Miano contro Scampia. Il ruolo dei media nella crisi Rom



In queste settimane di acuta emergenza (umanitaria) Rom, i media sembrano dare eccessivo rilievo non tanto al distruttivo incendio del campo Rom di fine agosto a Scampia, quanto a movimenti di piazza (anche attizzati) ostili all'insediamento temporaneo di 300 Rom in una tendopoli nella Caserma Boscariello, a Miano. Non offrono insomma una buona immagine.


Si sta parlando di nuclei Rom destinatari del sequestro di aree abitate abusivamente, da parte della Procura della Repubblica di Napoli, ma anche oggetto di sgomberi parziali di queste stesse aree.


Ci siamo resi conto in questi giorni che comuni cittadini di Scampia rimangono perplessi di fronte alle forme di isteria collettiva messe in atto da cittadini, associazioni e istituzioni del quartiere Miano, al di là del muro della caserma Boscariello. Forme già acutamente analizzate in prospettiva culturale dallo scrittore Braucci su questo giornale. Molte persone che incontriamo appaiono incerte nel valutare le manifestazioni di piazza che si oppongono al trasferimento temporaneo di alcune centinaia di Rom, incerte di fronte agli interventi umanitari di sistemazione temporanea dei Rom sgomberati dal Comune e trasferiti in altre strutture di Scampia. Nel mentre si registrano però manifestazioni di solidarietà da parte di singoli, associazioni e parrocchie per le famiglie sistemate nell'Auditorium della Municipalità. 

La costituzione di un Comitato “Abitare Cupa Perillo”, che aggrega con la comunità Rom cittadini, religiosi, associazioni e comitati civici da tutta la città, lavora intanto per interagire ed accompagnare pacificamente e attivamente questo delicato processo di risistemazione della popolazione Rom, insieme al Comune.


Al di là che il compito dei media (registrare ed informare ad ampio raggio su fatti e azioni dei cittadini nei territori) non sempre è “avalutativo” per dirla con Max Weber, per quanto riguarda l’analisi sociologica non si possono ignorare certi messaggi percepiti dai cittadini, i quali non sempre hanno gli strumenti per un giudizio adeguato su fatti e misfatti narrati. 

Nel nostro caso dalle grida e manifestazioni di protesta di alcuni gruppi, anche manovrati con qualche argomentazione, e forse dai titoli strillati sui media, il messaggio che passa è: “Non vogliamo i Rom a Miano nella caserma Boscariello”. Se pure non razzista, è un messaggio escludente verso una popolazione, ben lontano dalla famosa “Strategia nazionale di inclusione di Rom, Sinti e Camminanti 2012-2020”. In parole povere, se alte fiamme per un oscuro intervento doloso bruciano baracche, alberi e rifiuti, si può insinuare nella mente che abbiano quasi una portata punitiva, un lavoro sporco di pulizia per “cacciare” i Rom dal campo.
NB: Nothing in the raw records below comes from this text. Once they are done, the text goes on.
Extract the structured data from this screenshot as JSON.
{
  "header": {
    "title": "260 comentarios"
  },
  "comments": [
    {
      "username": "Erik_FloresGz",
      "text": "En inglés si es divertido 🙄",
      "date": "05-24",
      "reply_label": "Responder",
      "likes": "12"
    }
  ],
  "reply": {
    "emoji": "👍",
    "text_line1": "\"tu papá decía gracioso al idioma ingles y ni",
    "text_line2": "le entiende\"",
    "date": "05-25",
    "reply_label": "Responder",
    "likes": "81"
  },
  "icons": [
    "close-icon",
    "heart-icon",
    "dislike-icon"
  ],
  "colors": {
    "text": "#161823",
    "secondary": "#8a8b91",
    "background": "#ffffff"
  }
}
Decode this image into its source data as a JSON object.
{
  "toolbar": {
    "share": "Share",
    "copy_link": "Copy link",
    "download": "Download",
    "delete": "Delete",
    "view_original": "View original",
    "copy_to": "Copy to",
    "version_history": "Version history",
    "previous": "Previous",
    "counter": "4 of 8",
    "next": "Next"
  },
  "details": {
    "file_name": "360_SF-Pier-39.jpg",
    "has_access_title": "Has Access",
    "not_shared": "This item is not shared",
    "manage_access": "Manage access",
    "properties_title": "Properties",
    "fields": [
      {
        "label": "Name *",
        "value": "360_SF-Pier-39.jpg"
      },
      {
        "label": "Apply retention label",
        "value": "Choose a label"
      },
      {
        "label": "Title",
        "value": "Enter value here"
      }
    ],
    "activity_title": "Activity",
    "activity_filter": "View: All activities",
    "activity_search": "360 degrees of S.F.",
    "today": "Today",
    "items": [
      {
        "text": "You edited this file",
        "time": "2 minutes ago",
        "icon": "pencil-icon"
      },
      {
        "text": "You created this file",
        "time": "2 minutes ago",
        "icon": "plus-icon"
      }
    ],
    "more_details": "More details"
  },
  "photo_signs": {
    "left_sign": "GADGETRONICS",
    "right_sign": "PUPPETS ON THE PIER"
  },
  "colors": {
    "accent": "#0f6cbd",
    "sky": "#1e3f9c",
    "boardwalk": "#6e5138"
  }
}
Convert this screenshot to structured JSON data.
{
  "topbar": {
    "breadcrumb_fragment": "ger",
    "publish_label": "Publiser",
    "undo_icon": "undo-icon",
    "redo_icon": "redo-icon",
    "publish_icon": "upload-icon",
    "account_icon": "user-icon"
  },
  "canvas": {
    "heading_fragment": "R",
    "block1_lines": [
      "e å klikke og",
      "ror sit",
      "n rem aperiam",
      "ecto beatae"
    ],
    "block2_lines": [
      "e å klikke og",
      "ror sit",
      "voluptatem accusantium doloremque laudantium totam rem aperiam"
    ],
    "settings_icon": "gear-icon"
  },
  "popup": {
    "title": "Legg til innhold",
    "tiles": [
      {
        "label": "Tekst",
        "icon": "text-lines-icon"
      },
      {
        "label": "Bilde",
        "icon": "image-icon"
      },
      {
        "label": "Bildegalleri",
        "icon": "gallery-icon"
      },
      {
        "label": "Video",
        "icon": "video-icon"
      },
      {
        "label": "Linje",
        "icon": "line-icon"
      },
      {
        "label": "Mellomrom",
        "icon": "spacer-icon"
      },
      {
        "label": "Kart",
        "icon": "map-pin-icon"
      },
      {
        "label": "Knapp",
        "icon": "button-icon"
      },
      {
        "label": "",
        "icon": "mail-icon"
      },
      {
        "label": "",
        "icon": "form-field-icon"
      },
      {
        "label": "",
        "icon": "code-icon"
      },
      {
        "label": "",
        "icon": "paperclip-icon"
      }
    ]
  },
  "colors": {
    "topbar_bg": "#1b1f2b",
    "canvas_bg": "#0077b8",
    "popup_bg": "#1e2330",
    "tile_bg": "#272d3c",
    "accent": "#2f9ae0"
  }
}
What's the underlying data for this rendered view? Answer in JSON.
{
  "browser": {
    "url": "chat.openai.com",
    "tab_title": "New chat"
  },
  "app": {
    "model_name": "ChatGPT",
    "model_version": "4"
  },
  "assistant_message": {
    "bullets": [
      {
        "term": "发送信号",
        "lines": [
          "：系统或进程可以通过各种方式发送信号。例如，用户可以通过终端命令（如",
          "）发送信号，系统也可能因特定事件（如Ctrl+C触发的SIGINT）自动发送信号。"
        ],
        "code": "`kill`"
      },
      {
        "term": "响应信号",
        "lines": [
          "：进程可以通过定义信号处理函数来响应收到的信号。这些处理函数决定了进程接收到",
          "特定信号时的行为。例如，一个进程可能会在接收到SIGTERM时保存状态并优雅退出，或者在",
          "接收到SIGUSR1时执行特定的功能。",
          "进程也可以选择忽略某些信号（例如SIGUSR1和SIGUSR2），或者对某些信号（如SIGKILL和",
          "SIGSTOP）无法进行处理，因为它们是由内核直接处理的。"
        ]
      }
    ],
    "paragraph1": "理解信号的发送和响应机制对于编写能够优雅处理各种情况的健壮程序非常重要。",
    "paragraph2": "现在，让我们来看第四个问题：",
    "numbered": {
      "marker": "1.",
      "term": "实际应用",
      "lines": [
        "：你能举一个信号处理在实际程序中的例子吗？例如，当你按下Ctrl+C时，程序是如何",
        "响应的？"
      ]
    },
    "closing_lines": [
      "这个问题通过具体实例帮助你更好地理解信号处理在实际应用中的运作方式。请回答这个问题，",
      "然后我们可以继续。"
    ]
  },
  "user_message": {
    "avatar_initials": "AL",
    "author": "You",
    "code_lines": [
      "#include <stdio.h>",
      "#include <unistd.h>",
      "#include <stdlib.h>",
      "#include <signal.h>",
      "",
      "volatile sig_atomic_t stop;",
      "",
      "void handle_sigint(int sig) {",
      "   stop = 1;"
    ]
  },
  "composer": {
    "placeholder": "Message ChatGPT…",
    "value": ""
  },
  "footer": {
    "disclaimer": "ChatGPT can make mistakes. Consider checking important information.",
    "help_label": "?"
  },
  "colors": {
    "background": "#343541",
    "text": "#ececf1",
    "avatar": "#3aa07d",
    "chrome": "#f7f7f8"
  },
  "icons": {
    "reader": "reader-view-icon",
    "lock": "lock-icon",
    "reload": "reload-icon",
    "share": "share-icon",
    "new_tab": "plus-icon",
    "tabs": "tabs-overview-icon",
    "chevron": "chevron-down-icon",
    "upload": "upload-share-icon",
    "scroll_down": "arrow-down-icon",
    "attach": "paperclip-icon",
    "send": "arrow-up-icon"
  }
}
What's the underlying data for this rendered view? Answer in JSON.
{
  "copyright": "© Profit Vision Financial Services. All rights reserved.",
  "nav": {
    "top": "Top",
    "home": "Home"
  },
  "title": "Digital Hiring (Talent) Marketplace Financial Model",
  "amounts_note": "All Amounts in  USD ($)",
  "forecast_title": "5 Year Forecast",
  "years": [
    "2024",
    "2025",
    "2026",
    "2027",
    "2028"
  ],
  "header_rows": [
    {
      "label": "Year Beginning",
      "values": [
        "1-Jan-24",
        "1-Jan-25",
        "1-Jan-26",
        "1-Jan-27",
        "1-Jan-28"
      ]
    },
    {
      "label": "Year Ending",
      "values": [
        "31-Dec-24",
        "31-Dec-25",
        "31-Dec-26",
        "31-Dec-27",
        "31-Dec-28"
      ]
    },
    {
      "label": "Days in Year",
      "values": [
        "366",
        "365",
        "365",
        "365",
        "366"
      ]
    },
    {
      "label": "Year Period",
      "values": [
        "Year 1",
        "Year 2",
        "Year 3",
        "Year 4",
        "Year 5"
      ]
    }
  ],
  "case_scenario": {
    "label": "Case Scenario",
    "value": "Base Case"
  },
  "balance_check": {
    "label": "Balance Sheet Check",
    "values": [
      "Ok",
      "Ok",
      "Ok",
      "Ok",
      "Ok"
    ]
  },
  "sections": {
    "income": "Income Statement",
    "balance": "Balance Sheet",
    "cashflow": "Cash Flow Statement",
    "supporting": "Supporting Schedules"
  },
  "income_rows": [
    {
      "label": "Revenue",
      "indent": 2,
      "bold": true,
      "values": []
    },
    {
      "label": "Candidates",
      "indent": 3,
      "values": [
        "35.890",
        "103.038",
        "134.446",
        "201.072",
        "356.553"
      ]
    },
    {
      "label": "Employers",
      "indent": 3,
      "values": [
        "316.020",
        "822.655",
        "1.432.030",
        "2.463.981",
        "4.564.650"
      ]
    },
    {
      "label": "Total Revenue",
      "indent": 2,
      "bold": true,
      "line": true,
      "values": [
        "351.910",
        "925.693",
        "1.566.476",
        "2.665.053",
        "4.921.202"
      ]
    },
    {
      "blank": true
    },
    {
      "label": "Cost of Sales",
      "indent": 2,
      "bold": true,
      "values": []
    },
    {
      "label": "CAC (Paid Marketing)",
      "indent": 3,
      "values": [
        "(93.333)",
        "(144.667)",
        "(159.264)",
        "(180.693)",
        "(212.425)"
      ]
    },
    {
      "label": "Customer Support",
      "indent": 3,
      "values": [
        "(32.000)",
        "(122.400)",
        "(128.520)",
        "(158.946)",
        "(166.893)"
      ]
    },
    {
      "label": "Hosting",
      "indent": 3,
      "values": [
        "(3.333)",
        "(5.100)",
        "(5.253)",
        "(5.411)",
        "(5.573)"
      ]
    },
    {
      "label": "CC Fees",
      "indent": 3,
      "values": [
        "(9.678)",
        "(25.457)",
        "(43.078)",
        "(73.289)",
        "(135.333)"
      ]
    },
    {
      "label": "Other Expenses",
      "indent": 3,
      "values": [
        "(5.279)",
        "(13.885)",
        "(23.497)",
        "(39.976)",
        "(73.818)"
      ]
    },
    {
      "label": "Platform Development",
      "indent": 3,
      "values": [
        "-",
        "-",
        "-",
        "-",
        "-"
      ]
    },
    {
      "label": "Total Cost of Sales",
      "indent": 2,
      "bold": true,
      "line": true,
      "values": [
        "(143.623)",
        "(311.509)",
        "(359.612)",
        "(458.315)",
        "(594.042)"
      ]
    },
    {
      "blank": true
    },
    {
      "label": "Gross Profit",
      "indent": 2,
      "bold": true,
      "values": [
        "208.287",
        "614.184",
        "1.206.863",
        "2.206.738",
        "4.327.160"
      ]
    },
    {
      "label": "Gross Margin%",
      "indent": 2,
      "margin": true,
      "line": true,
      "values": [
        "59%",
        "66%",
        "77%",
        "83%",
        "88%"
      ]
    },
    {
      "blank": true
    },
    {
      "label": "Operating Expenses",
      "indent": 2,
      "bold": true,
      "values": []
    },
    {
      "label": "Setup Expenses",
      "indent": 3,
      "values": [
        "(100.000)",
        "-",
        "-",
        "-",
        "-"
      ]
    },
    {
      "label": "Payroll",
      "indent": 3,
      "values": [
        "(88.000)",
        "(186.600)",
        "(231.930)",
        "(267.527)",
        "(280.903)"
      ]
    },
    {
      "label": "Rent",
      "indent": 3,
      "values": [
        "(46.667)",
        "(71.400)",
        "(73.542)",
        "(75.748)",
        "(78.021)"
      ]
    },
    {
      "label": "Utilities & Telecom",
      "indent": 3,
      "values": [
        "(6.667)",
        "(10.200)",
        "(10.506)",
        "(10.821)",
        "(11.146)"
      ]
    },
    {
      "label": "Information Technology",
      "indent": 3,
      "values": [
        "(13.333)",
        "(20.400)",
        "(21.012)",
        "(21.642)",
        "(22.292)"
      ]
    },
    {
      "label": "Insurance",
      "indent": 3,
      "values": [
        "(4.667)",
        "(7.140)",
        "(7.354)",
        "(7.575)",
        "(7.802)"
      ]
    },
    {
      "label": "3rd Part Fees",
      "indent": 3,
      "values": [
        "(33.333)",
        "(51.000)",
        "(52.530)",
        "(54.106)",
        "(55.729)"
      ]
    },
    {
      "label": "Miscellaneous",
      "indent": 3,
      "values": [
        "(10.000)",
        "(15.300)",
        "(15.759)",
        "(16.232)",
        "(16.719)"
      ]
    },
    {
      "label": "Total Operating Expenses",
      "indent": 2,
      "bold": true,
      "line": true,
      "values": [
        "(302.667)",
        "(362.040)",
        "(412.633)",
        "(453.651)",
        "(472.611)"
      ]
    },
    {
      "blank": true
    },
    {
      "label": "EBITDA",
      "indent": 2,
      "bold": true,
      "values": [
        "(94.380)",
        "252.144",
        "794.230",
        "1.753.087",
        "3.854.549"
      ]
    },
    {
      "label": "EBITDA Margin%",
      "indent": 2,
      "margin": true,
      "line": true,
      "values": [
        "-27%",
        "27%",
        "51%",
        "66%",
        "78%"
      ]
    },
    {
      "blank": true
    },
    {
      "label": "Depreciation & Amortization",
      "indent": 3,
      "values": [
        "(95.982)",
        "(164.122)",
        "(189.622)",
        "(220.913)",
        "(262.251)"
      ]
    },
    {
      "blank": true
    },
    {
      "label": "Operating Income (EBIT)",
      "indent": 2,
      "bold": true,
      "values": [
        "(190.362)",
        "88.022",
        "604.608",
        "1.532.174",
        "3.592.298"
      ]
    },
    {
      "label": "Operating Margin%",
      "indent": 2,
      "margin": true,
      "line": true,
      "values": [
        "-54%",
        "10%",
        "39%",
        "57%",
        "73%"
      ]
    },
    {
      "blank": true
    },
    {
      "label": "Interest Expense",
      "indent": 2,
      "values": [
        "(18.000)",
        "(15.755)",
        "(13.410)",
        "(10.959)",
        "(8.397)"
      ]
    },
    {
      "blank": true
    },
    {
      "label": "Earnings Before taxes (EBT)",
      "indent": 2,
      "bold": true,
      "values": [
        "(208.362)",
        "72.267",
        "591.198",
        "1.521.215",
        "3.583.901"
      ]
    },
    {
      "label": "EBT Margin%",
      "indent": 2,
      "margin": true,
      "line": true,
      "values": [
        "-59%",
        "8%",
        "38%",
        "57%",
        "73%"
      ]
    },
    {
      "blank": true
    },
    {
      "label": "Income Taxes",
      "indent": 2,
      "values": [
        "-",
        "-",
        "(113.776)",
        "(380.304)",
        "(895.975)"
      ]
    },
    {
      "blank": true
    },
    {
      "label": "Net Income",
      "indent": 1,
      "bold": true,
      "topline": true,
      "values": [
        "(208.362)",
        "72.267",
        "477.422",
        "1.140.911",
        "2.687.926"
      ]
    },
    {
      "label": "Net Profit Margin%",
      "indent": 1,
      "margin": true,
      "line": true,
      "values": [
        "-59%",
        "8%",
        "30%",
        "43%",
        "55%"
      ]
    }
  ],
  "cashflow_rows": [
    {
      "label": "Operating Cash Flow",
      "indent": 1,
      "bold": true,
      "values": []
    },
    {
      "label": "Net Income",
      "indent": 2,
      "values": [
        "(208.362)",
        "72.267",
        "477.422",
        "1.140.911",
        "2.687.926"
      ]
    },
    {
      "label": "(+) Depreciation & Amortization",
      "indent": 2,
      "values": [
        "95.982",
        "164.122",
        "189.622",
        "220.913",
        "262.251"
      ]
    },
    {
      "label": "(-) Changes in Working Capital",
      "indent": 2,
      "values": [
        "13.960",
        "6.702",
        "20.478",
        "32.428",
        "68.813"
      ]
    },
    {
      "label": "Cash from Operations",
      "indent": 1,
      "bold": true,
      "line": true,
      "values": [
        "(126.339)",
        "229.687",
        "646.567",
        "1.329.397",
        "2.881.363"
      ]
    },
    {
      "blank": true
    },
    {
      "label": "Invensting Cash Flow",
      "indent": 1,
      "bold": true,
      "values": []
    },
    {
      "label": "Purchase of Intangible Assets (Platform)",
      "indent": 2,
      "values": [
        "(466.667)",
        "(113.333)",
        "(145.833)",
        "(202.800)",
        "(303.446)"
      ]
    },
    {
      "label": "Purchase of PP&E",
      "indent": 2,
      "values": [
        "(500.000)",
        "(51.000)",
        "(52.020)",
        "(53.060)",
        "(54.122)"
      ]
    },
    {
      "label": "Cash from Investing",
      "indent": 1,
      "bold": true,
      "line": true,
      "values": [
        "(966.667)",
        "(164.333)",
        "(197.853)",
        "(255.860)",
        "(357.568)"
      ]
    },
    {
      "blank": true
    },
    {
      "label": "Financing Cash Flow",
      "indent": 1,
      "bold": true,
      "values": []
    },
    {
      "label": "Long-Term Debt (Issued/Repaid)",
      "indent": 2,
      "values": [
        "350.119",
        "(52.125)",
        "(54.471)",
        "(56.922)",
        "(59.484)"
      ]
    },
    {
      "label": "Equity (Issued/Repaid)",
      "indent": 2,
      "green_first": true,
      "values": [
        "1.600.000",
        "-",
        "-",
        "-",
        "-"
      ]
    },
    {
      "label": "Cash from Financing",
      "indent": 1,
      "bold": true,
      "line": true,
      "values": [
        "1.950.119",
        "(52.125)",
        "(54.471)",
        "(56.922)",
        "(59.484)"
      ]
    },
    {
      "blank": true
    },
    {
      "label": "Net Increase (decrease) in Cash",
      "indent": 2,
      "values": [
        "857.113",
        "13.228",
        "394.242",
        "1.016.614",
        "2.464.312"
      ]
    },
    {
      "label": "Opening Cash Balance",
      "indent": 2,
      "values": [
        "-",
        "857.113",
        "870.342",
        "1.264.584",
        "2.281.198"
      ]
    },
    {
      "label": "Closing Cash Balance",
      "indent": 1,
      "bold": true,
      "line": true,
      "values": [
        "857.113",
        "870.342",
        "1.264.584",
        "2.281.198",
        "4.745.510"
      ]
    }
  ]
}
Se le donne di Miano sono scese in strada e ad alta voce si oppongono alla sistemazione temporanea di qualche centinaio di Rom nella Caserma Boscariello destinata a suo tempo ad ospitare la Città dello Sport, si è indotti a pensare che forse hanno ragione, e che i Rom sono brutti sporchi e cattivi se non tutti delinquenti secondo la vulgata diffusa.


Allora, a nostro avviso, il muro della caserma Boscariello separa due quartieri interessati alla presenza e sistemazione dei Rom, e in una certa misura separa mentalità ed atteggiamenti delle rispettive popolazioni nei confronti di una minoranza etnica protetta. Al di là della “distanza civile” che in gran parte ha caratterizzato le relazioni decennali dei cittadini di Scampia con gli abitanti del campo (senza trascurare la manifesta ostilità ai Rom da parte di consiglieri della Municipalità con denunce sistematiche di presunti reati per indurre lo sgombero), bisogna segnalare nel quartiere l’azione tonificante nel tempo di associazioni, centri, comitati, religiosi, con interventi educativi, sociali e culturali che hanno favorito forme di integrazione, se non completa inclusione sociale di alcuni nuclei.

Si deve superare una mentalità localistica, perché anche Scampia e Miano sono un microcosmo non estraneo alle grandi dinamiche nazionali ed europee, di apertura o di chiusura, di accoglienza o di rifiuto, di inclusione od esclusione, nei confronti dello straniero che vive con noi.

Cosa passa nella testa della gente, non solo a Miano, se i messaggi mediatici ed i gesti civici restano incentrati su messaggi quali “sgombero”, “esclusione”, "allontanamento" di famiglie dal giardino dietro casa? Cosa può attecchire senza il riconoscimento di una comune umanità tra "indigeni" e Rom, nati in gran parte nello stesso luogo?